認知度だけで言えば、5月末の時点で50%に迫り、6月末には70%を超えていた『タクシー運転手』も、『軍艦島』に迫る勢いだ。ソン・ガンホ、ユ・ヘジンなど好感度の高い俳優の出演作ということで、期待が集まっている。カギは「1980年5月、光州」というデリケートな素材をどれだけ客観的に、かつ共感できる形で扱えるかだ。したがって、実際に映画を見た観客の推薦や評判が重要になる。
ショーボックス側は「メディア試写会の後、3週間かけておよそ400回、全国をめぐり試写会を開き、およそ8万人にまず映画を見てもらう計画。作品に自信がなければ不可能な、類例のない大規模な一般試写会」とコメントした。

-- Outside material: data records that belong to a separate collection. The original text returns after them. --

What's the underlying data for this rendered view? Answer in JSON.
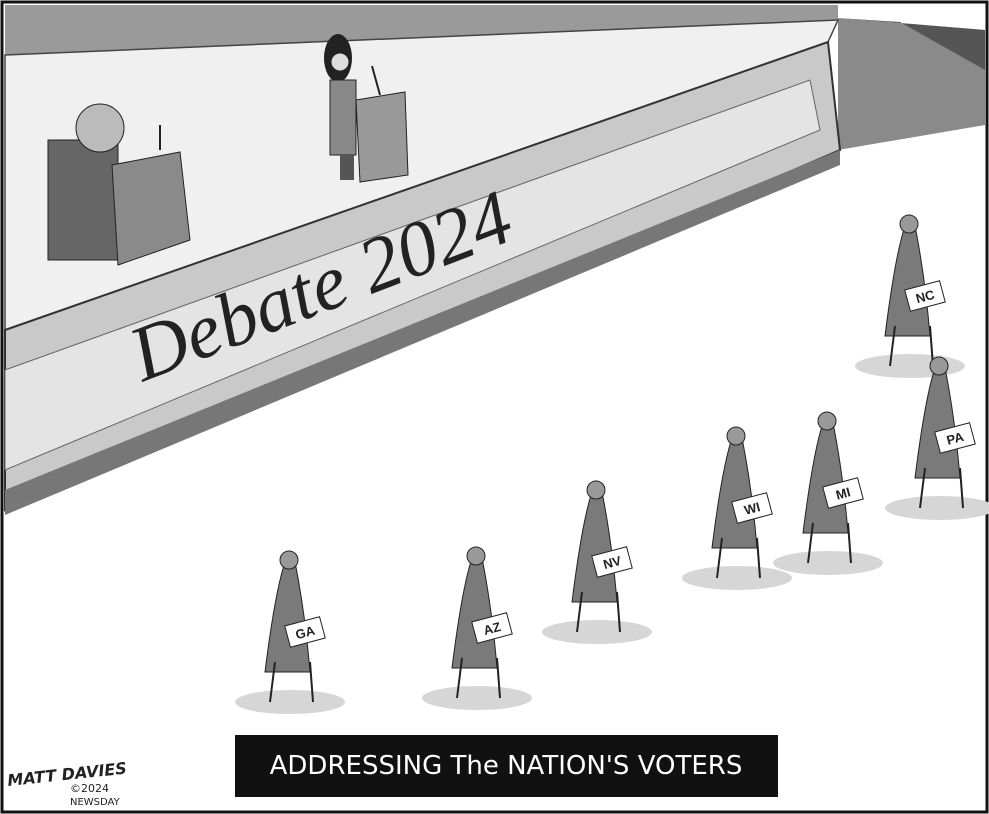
{
  "stage": {
    "banner": "Debate 2024"
  },
  "voters": [
    {
      "label": "NC"
    },
    {
      "label": "PA"
    },
    {
      "label": "MI"
    },
    {
      "label": "WI"
    },
    {
      "label": "NV"
    },
    {
      "label": "AZ"
    },
    {
      "label": "GA"
    }
  ],
  "caption": "ADDRESSING The NATION'S VOTERS",
  "signature": {
    "artist": "MATT DAVIES",
    "copyright": "©2024",
    "publisher": "NEWSDAY"
  }
}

昨年の「7末8初」の2週間、ボックスオフィスの規模は1870万人に達し、『新感染 ファイナル・エクスプレス』(1157万人)=原題『釜山行き』=、『仁川上陸作戦』(705万人)、『ラスト・プリンセス-大韓帝国最後の皇女-』(560万人)=原題『徳恵翁主』=が相次いで封切りを迎えた。2015年の「7末8初」もボックスオフィスの規模は1700万人を超え、『暗殺』(1271万人)、『ミッション:インポッシブル/ローグ・ネイション』(613万人)、『ベテラン』(1341万人)が戦いを繰り広げた。いずれのケースも、「7末8初」の勝者がその年一番のヒット作になった。